If content inheres in the dissolution of subject and form, and if meaning is derived from our contemplation of this dissolution, what are we to make of John Currin’s effort so far? In Currin’s work, form and subject do not dissolve to release content; they remain obdurately separate, and we are forced to look through disparate lenses at the same time, distorting our vision. Asked to find meaning in the very cut that opens between these forms and these subjects, we cannot talk the formalist talk without falling on our faces in front of a frothy ‘heartless’ ingénue, a disastrous Thanksgiving. If you read the critics, none has found a way to speak about this work without separating, so to speak, the yolk from the white.

It has been a while since we were asked to address the full affective registers of visual art, to find ourselves reassessing our stake in its ability to interpret and illuminate, beyond the playground of lifestyles, hot tickets, and market allure. (I have been reminded, often, of another artist whose work caused similar outbursts of hyperbolic acclaim and derision, Julian Schnabel. Twenty years later, Schnabel is still a celebrity, but he dumped the art world for Hollywood’s greener pastures.) When I first saw Currin’s show, I gave it the most generous of interpretations, wanting to imagine Currin with a sympathetic gaze, depicting women, for example, as fashion victims, still beholden to outmoded cosmetic pressures and ideals.
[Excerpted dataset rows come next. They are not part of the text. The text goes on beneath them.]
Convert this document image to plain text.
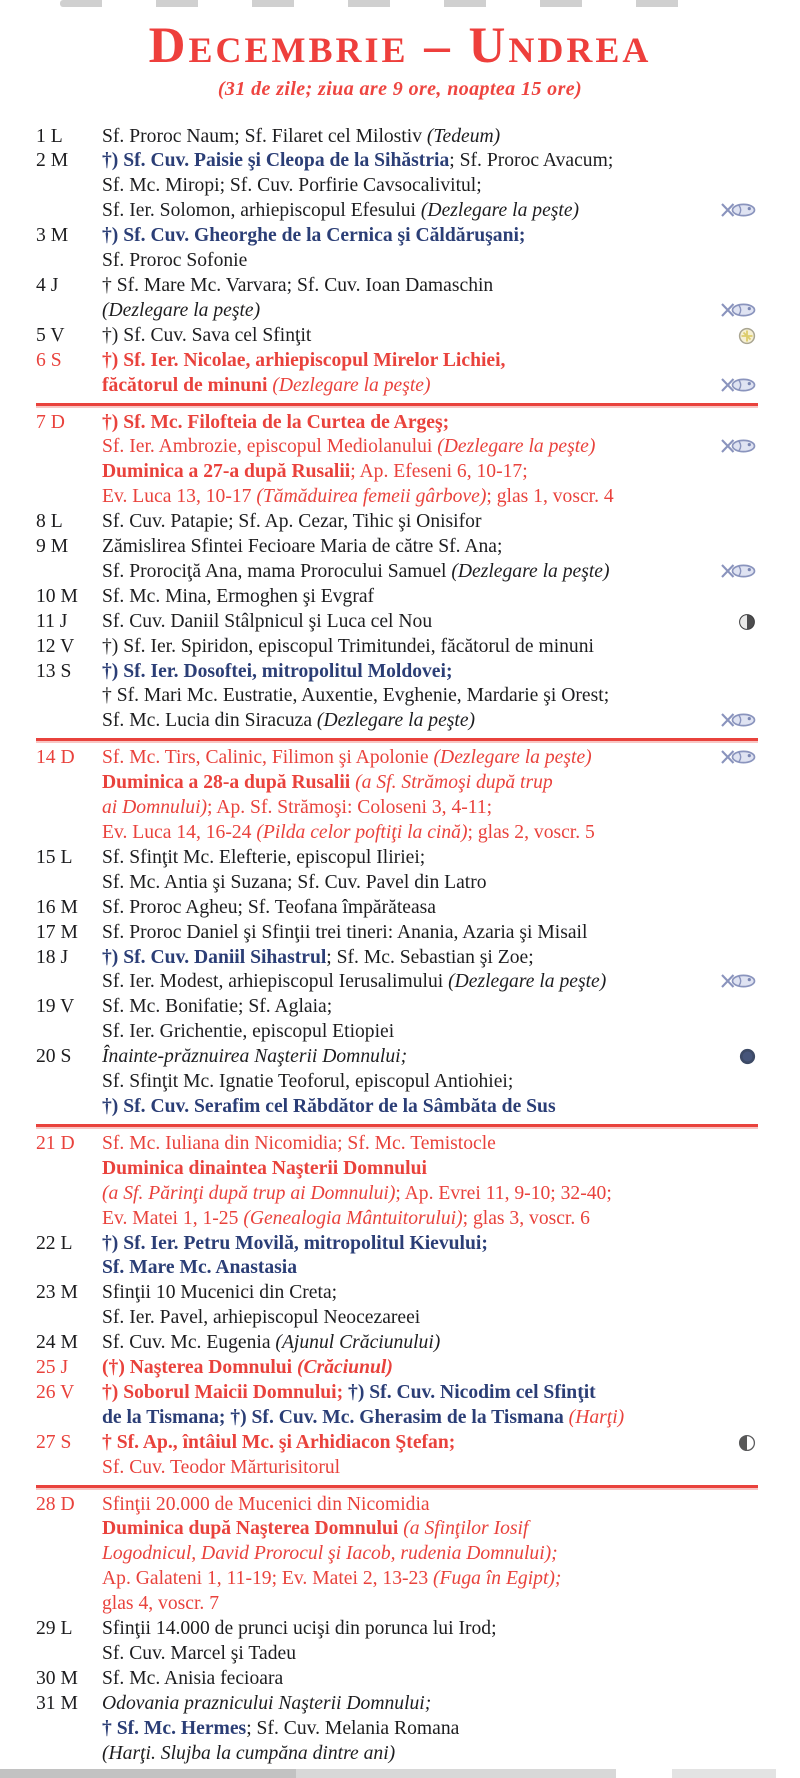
Decembrie – Undrea
(31 de zile; ziua are 9 ore, noaptea 15 ore)
1 L	Sf. Proroc Naum; Sf. Filaret cel Milostiv (Tedeum)
2 M	†) Sf. Cuv. Paisie şi Cleopa de la Sihăstria; Sf. Proroc Avacum;
Sf. Mc. Miropi; Sf. Cuv. Porfirie Cavsocalivitul;
Sf. Ier. Solomon, arhiepiscopul Efesului (Dezlegare la peşte)
3 M	†) Sf. Cuv. Gheorghe de la Cernica şi Căldăruşani;
Sf. Proroc Sofonie
4 J	† Sf. Mare Mc. Varvara; Sf. Cuv. Ioan Damaschin
(Dezlegare la peşte)
5 V	†) Sf. Cuv. Sava cel Sfinţit
6 S	†) Sf. Ier. Nicolae, arhiepiscopul Mirelor Lichiei,
făcătorul de minuni (Dezlegare la peşte)
7 D	†) Sf. Mc. Filofteia de la Curtea de Argeş;
Sf. Ier. Ambrozie, episcopul Mediolanului (Dezlegare la peşte)
Duminica a 27-a după Rusalii; Ap. Efeseni 6, 10-17;
Ev. Luca 13, 10-17 (Tămăduirea femeii gârbove); glas 1, voscr. 4
8 L	Sf. Cuv. Patapie; Sf. Ap. Cezar, Tihic şi Onisifor
9 M	Zămislirea Sfintei Fecioare Maria de către Sf. Ana;
Sf. Prorociţă Ana, mama Prorocului Samuel (Dezlegare la peşte)
10 M	Sf. Mc. Mina, Ermoghen şi Evgraf
11 J	Sf. Cuv. Daniil Stâlpnicul şi Luca cel Nou
12 V	†) Sf. Ier. Spiridon, episcopul Trimitundei, făcătorul de minuni
13 S	†) Sf. Ier. Dosoftei, mitropolitul Moldovei;
† Sf. Mari Mc. Eustratie, Auxentie, Evghenie, Mardarie şi Orest;
Sf. Mc. Lucia din Siracuza (Dezlegare la peşte)
14 D	Sf. Mc. Tirs, Calinic, Filimon şi Apolonie (Dezlegare la peşte)
Duminica a 28-a după Rusalii (a Sf. Strămoşi după trup
ai Domnului); Ap. Sf. Strămoşi: Coloseni 3, 4-11;
Ev. Luca 14, 16-24 (Pilda celor poftiţi la cină); glas 2, voscr. 5
15 L	Sf. Sfinţit Mc. Elefterie, episcopul Iliriei;
Sf. Mc. Antia şi Suzana; Sf. Cuv. Pavel din Latro
16 M	Sf. Proroc Agheu; Sf. Teofana împărăteasa
17 M	Sf. Proroc Daniel şi Sfinţii trei tineri: Anania, Azaria şi Misail
18 J	†) Sf. Cuv. Daniil Sihastrul; Sf. Mc. Sebastian şi Zoe;
Sf. Ier. Modest, arhiepiscopul Ierusalimului (Dezlegare la peşte)
19 V	Sf. Mc. Bonifatie; Sf. Aglaia;
Sf. Ier. Grichentie, episcopul Etiopiei
20 S	Înainte-prăznuirea Naşterii Domnului;
Sf. Sfinţit Mc. Ignatie Teoforul, episcopul Antiohiei;
†) Sf. Cuv. Serafim cel Răbdător de la Sâmbăta de Sus
21 D	Sf. Mc. Iuliana din Nicomidia; Sf. Mc. Temistocle
Duminica dinaintea Naşterii Domnului
(a Sf. Părinţi după trup ai Domnului); Ap. Evrei 11, 9-10; 32-40;
Ev. Matei 1, 1-25 (Genealogia Mântuitorului); glas 3, voscr. 6
22 L	†) Sf. Ier. Petru Movilă, mitropolitul Kievului;
Sf. Mare Mc. Anastasia
23 M	Sfinţii 10 Mucenici din Creta;
Sf. Ier. Pavel, arhiepiscopul Neocezareei
24 M	Sf. Cuv. Mc. Eugenia (Ajunul Crăciunului)
25 J	(†) Naşterea Domnului (Crăciunul)
26 V	†) Soborul Maicii Domnului; †) Sf. Cuv. Nicodim cel Sfinţit
de la Tismana; †) Sf. Cuv. Mc. Gherasim de la Tismana (Harţi)
27 S	† Sf. Ap., întâiul Mc. şi Arhidiacon Ştefan;
Sf. Cuv. Teodor Mărturisitorul
28 D	Sfinţii 20.000 de Mucenici din Nicomidia
Duminica după Naşterea Domnului (a Sfinţilor Iosif
Logodnicul, David Prorocul şi Iacob, rudenia Domnului);
Ap. Galateni 1, 11-19; Ev. Matei 2, 13-23 (Fuga în Egipt);
glas 4, voscr. 7
29 L	Sfinţii 14.000 de prunci ucişi din porunca lui Irod;
Sf. Cuv. Marcel şi Tadeu
30 M	Sf. Mc. Anisia fecioara
31 M	Odovania praznicului Naşterii Domnului;
† Sf. Mc. Hermes; Sf. Cuv. Melania Romana
(Harţi. Slujba la cumpăna dintre ani)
But the reading did not hold; it collapsed into wishful thinking. Currin pushes us away as he draws us toward, like a roadside crackup, or tabloid headline. He elicits our interest at the cost of our care. What if all he cares about is painting, if his subjects are only in service to a supreme indifference, verging on scorn? Are we complicit with this indifference, this contempt? Is every other, every alterity, merely a pretext for self-serving self-esteem? We are back, than, to modernist manners stripped of their consequence: James Joyce and T. S. Eliot, paring their fingernails, writing sonnets.

We pass the accident, glad that we are safe and sound in our SUV, just as targets are bombed from above, and the survivors left to their own blasted emergency.
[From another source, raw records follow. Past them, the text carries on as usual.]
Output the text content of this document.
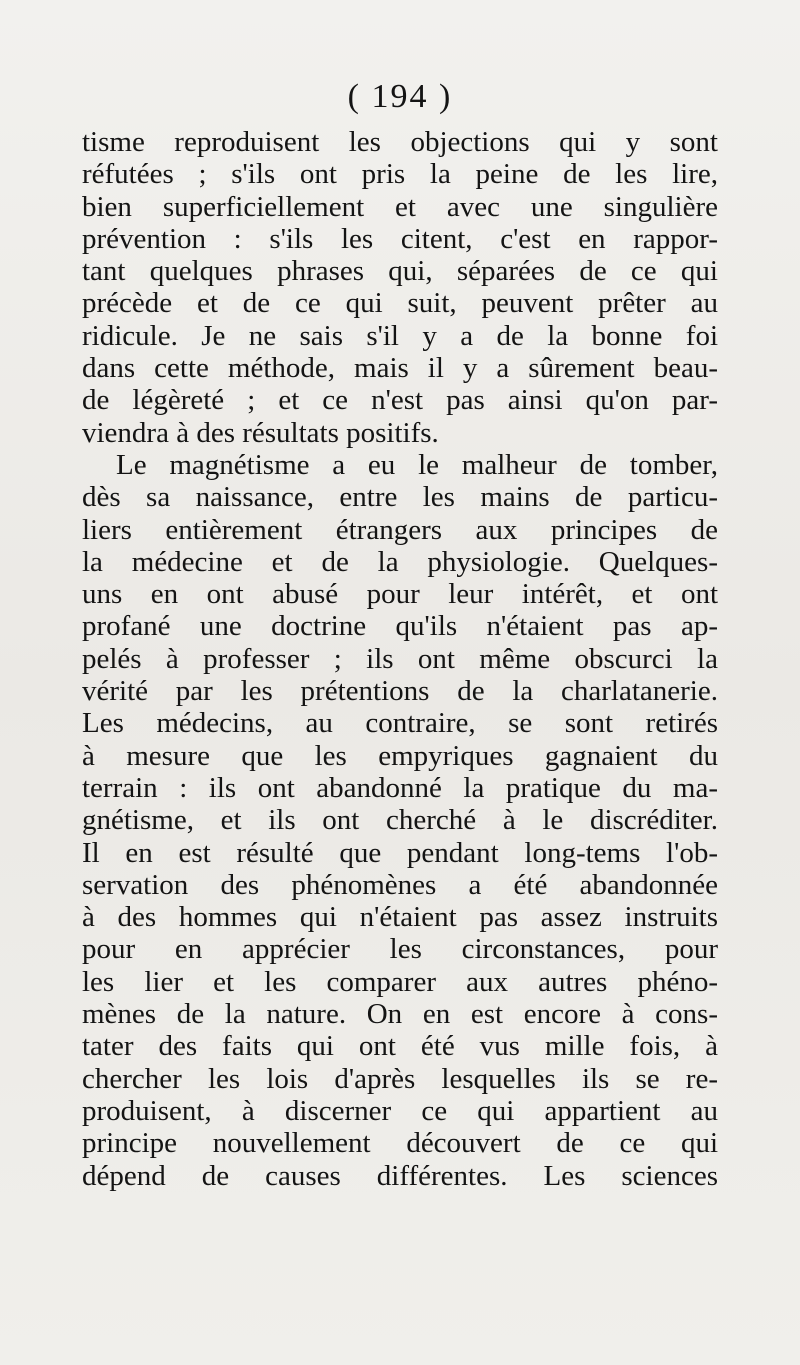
( 194 )
tisme reproduisent les objections qui y sont
réfutées ; s'ils ont pris la peine de les lire,
bien superficiellement et avec une singulière
prévention : s'ils les citent, c'est en rappor-
tant quelques phrases qui, séparées de ce qui
précède et de ce qui suit, peuvent prêter au
ridicule. Je ne sais s'il y a de la bonne foi
dans cette méthode, mais il y a sûrement beau-
de légèreté ; et ce n'est pas ainsi qu'on par-
viendra à des résultats positifs.
Le magnétisme a eu le malheur de tomber,
dès sa naissance, entre les mains de particu-
liers entièrement étrangers aux principes de
la médecine et de la physiologie. Quelques-
uns en ont abusé pour leur intérêt, et ont
profané une doctrine qu'ils n'étaient pas ap-
pelés à professer ; ils ont même obscurci la
vérité par les prétentions de la charlatanerie.
Les médecins, au contraire, se sont retirés
à mesure que les empyriques gagnaient du
terrain : ils ont abandonné la pratique du ma-
gnétisme, et ils ont cherché à le discréditer.
Il en est résulté que pendant long-tems l'ob-
servation des phénomènes a été abandonnée
à des hommes qui n'étaient pas assez instruits
pour en apprécier les circonstances, pour
les lier et les comparer aux autres phéno-
mènes de la nature. On en est encore à cons-
tater des faits qui ont été vus mille fois, à
chercher les lois d'après lesquelles ils se re-
produisent, à discerner ce qui appartient au
principe nouvellement découvert de ce qui
dépend de causes différentes. Les sciences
So it might seem that this is Currin’s game: to marry high ‘European’-derived painterly technique and historical quotation to banal American illustrative pictorialism, and to let us, his viewers, suffer the indignities that result. No matter how much jargon of authenticity we muster in protest, the rich win at their own aura-denuded game, and the rest of us teach. Can we see through Cumin’s subjects to his ‘gorgeous’ surfaces, and ignore our desire to rescue them from a vindictive and puerile schoolboy stare, in thrall to butt and bust? Does Currin unsettle us, as Emerson would say, by placing us in an uncomfortable contradiction between masterly artifice and demeaning tableaux? That is, does he tell it like we are, trapped in a toxic homegrown brew of material-techno-plenitude of expertise-and-power, reality TV’s exploited and exploded private/public space, and the resulting damned fantasies of the ‘good life’.

We do not want to believe that someone as heralded as John Currin is a slick literalist of the imagination. A culture gets the artist, and the art, it deserves. The eagle soars over a destitute and cynical landscape.


Ann Lauterbach is an American poet, essayist, art critic and professor. She is old enough to be Currin’s mother.